Snort-AI

Portscan-AI (the only AI-preprocessor 100% functional so far) works now for the last version of Snort(TM), 2.8.3.2. Install instructions can be found here. This is the first milestone on the roadmap that has been reached. Now we have to document a lot, so developers can find a comprehensive guide to program stuff for the new Snort (not only AI-based preprocessors). I must say that it was much of a problem to port it, since the old instructions are still valid.

Take into account that etc/snort.conf file had been edited to load only necessary stuff for Snort-AI to work. If you need dynamic preprocessors or anything like that, please add what you consider necessary and refer to its own documentation for more details.

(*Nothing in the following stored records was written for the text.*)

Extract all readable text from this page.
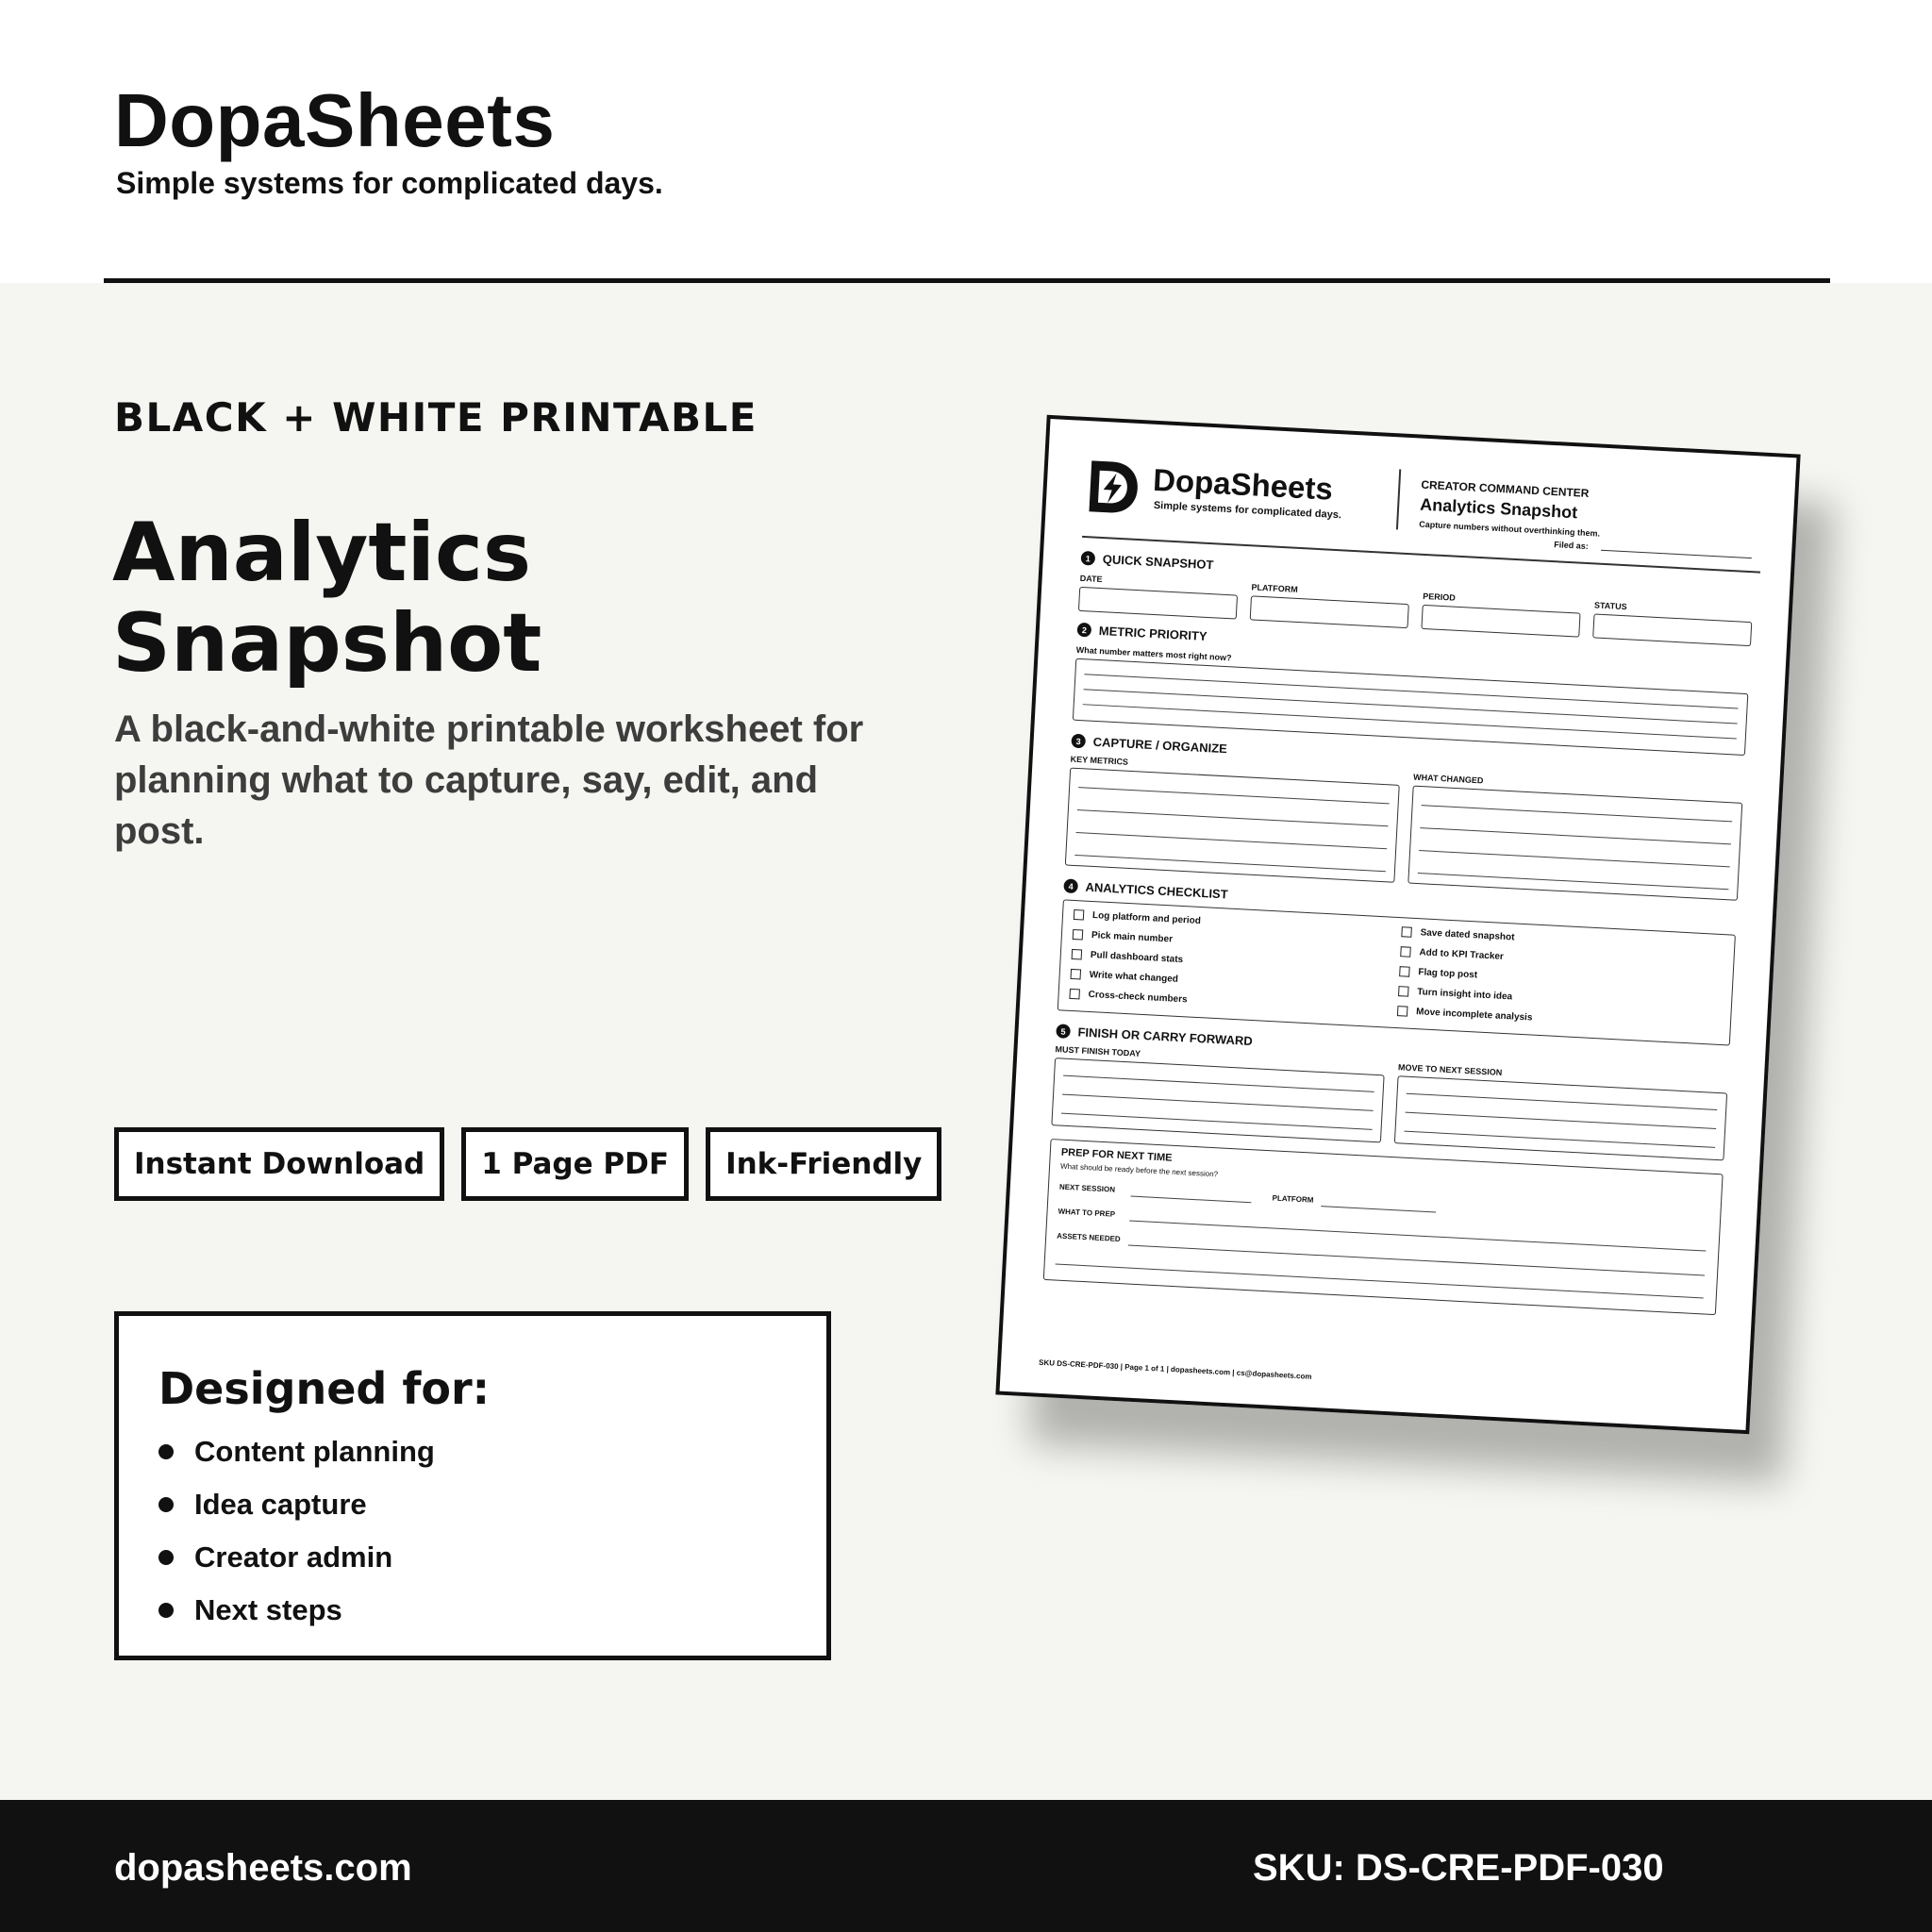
DopaSheets
Simple systems for complicated days.
BLACK + WHITE PRINTABLE
Analytics
Snapshot
A black-and-white printable worksheet for planning what to capture, say, edit, and post.
Instant Download	1 Page PDF	Ink-Friendly
Designed for:
Content planning
Idea capture
Creator admin
Next steps
DopaSheets
Simple systems for complicated days.
CREATOR COMMAND CENTER
Analytics Snapshot
Capture numbers without overthinking them.
Filed as:
1 QUICK SNAPSHOT
DATE
PLATFORM
PERIOD
STATUS
2 METRIC PRIORITY
What number matters most right now?
3 CAPTURE / ORGANIZE
KEY METRICS
WHAT CHANGED
4 ANALYTICS CHECKLIST
Log platform and period
Pick main number
Pull dashboard stats
Write what changed
Cross-check numbers
Save dated snapshot
Add to KPI Tracker
Flag top post
Turn insight into idea
Move incomplete analysis
5 FINISH OR CARRY FORWARD
MUST FINISH TODAY
MOVE TO NEXT SESSION
PREP FOR NEXT TIME
What should be ready before the next session?
NEXT SESSION
PLATFORM
WHAT TO PREP
ASSETS NEEDED
SKU DS-CRE-PDF-030 | Page 1 of 1 | dopasheets.com | cs@dopasheets.com
dopasheets.com	SKU: DS-CRE-PDF-030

Running options are exactly the same as if you were running standard Snort distribution.

License: GPL v2

IDE: Kdevelop 3.5.9 (there's a project file included)

Sources: svn co https://snort-ai.svn.sourceforge.net/svnroot/snort-ai/trunk/snortai-stable

A brand new wiki has been enabled, please check here. We will move progressively all docs there, by now, you can only find documentation about Snort-AI Web Console.

For those out there wondering "what the heck are they doing? we need code!",here is an update. I'm working on a new web console, not only suitable to supportportscan-spp, but any other "analyzer", using a plugin system. This is a screenshot:

It doesn't show too much, but the acual changes have been performed beneath. It's not functional yet, but testing code is under branch/sai-pm svn branch. sai-pm means "Snort-AI Plugin Manager".